There's a horrible tendency on here for many people to always assume the worst about others. Like they are just looking for righteous excuses to vent hatred.
And I think it's something that really puts a lot of people off "politics" in general.
In my early days on u75 there were various concepts I met. Like say "class war". I was dismissive of it as a concept largely because it seemed to be associated with an assumption that two people in different class positions had to hate each other personally, or at least that's how it so often came across. Over time though, I've come to accept it as a valid notion. I accept that there's a sense that structurally, different classes are "at war"; that there's an inevitable conflict of interests. I've come to that point of view thanks to the discussions take part in or read on here, in which there is always some level of hatred going around, often directed at me.
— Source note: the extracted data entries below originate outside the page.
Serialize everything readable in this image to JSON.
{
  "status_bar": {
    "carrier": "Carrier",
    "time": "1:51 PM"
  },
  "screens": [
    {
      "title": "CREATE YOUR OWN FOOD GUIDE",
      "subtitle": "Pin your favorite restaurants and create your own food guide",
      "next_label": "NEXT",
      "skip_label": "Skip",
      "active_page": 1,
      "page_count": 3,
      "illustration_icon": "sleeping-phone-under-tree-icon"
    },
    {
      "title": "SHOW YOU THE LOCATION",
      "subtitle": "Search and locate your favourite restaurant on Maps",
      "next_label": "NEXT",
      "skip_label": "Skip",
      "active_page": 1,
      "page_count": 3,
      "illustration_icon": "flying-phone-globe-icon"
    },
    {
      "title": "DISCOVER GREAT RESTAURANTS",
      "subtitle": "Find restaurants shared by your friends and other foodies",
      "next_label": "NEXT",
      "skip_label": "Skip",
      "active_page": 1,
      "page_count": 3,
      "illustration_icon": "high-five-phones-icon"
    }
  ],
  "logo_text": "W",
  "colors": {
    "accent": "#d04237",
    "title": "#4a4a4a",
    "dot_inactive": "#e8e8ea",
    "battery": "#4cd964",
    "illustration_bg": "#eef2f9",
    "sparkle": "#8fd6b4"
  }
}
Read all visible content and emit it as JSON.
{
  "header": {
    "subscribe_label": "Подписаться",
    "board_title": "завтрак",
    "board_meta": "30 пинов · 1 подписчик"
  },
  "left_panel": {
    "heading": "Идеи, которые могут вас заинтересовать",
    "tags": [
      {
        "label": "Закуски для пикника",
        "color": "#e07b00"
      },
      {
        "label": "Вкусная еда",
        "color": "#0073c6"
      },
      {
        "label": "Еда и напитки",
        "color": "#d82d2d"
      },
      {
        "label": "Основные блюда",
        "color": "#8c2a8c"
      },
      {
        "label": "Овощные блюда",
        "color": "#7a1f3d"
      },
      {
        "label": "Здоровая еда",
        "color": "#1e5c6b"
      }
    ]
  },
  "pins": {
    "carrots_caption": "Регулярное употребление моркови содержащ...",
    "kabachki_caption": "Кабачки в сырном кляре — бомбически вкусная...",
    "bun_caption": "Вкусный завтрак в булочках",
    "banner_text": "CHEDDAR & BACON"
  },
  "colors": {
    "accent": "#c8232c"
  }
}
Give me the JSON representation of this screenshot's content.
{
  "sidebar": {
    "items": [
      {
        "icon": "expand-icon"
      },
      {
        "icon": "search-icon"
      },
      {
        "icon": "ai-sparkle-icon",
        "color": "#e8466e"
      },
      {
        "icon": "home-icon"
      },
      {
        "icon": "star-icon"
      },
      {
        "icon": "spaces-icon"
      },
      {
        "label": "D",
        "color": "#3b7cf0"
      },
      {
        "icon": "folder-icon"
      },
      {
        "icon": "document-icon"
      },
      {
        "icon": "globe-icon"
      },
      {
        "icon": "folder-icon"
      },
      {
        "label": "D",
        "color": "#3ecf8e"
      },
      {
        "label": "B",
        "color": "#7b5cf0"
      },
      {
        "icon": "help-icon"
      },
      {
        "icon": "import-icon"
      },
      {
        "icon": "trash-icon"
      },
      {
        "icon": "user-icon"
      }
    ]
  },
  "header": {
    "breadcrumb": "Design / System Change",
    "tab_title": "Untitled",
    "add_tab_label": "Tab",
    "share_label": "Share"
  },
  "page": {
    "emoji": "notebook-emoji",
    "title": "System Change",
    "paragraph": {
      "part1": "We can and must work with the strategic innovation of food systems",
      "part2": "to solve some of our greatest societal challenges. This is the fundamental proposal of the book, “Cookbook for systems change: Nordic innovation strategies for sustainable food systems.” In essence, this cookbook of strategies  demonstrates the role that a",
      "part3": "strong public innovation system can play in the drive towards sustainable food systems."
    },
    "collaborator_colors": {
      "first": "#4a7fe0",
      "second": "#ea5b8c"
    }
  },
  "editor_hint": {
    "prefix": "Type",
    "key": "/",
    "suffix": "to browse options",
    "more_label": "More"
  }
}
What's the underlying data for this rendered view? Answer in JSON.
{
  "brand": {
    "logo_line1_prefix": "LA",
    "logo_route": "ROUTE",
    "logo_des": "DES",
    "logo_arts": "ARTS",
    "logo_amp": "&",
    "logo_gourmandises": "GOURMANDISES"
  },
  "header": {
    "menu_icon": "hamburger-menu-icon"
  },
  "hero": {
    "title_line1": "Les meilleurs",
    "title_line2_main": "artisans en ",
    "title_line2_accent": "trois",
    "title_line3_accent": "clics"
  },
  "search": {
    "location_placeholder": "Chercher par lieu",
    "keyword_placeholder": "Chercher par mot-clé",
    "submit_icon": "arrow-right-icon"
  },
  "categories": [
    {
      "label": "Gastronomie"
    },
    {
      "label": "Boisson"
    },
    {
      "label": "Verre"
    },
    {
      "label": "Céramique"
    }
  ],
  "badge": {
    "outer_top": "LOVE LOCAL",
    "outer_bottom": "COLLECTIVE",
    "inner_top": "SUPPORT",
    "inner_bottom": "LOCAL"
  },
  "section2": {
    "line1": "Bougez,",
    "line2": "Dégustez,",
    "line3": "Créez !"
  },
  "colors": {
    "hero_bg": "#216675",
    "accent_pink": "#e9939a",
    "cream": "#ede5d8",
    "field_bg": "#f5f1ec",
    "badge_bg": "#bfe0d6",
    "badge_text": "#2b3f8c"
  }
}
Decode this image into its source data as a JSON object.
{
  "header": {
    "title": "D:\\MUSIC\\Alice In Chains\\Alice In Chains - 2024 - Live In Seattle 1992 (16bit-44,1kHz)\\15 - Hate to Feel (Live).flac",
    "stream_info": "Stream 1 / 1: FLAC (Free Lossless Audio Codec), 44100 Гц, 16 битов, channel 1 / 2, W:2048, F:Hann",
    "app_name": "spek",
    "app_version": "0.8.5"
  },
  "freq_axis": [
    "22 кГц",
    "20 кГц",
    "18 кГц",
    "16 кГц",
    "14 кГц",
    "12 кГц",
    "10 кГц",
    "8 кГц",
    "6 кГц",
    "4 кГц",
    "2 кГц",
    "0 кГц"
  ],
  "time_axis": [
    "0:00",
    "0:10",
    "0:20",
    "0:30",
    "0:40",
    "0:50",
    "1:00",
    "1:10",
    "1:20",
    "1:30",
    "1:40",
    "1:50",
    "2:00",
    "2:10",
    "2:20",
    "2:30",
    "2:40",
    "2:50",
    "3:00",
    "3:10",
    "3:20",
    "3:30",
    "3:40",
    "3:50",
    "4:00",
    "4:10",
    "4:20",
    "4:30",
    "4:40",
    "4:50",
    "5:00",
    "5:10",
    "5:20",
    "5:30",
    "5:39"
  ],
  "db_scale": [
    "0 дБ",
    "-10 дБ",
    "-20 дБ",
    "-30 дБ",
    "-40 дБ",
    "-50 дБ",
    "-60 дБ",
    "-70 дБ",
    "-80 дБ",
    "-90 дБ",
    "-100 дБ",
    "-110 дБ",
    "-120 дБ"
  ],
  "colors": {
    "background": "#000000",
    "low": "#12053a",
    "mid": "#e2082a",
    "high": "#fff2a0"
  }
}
The kind of accusation you make towards A380; that he wants to disenfranchise the working class - that's what he
really wants, the monster. It couldn't be a misguided attempt to get people (of all classes) to enter into a referendum with a level of base information that might help them make a better decision, maybe even a decision that was most in their interests. Nope, it must be that there's a sinister motive behind this idea somewhere. Anyway, I stick around on u75 and have changed my views quite a bit on quite a lot of things, because I'm relatively unbothered by people on the internet accusing me of all sorts of motivations. I sort of feel that doesn't apply to most people though, and they are put off by it, and they are possibly put off the kind of ideas that you might like more people to share with you.
This is a separate but not totally unrelated point to the one saskiajayne was making earlier, about obstruse theoretical discussions being irrelevant to many people, in terms of their daily lives. I'm not saying those discussions shouldn't be had by the way. But when the question is asked of someone who's dismissive of all seemingly pragmatic routes to make change - who maybe even spoils their ballot paper to satisfy themselves of their own intellectual integrity - when the question is asked, "what's your solution/suggestion" and they come back with some generalised commitment to grassroots activism, or to refining their analysis of power relations, or whatever, then it all feels a bit hopeless to me.
These points are not unrelated, in the sense that they both have some relevance to the failure of "the left" (and I don't really like using that term because it's so vague and so widely applied) to gain traction with voters. And a total failure to gain the amount of traction that would allow some kind of revolutionary change outside of our parliamentary setup.
I've rambled somewhat off topic.
Anyway, it's a popular narrative here, to say that the Brexit vote was a mark of people's desperation with the establishment, the middle classes, the metropolitan elites. Alternatively it's a failure of those who want to reduce the disproportionate power of those particular groups to provide people with a way of using their franchise to do so. You've done your political theory to death, now you have to actually persuade people what you're saying makes sense. You persuade me, more than you probably think, that it makes sense. Check out teuchter's handy tips above for ways to persuade people without being so offputting that they walk away before you've even had the chance to do so.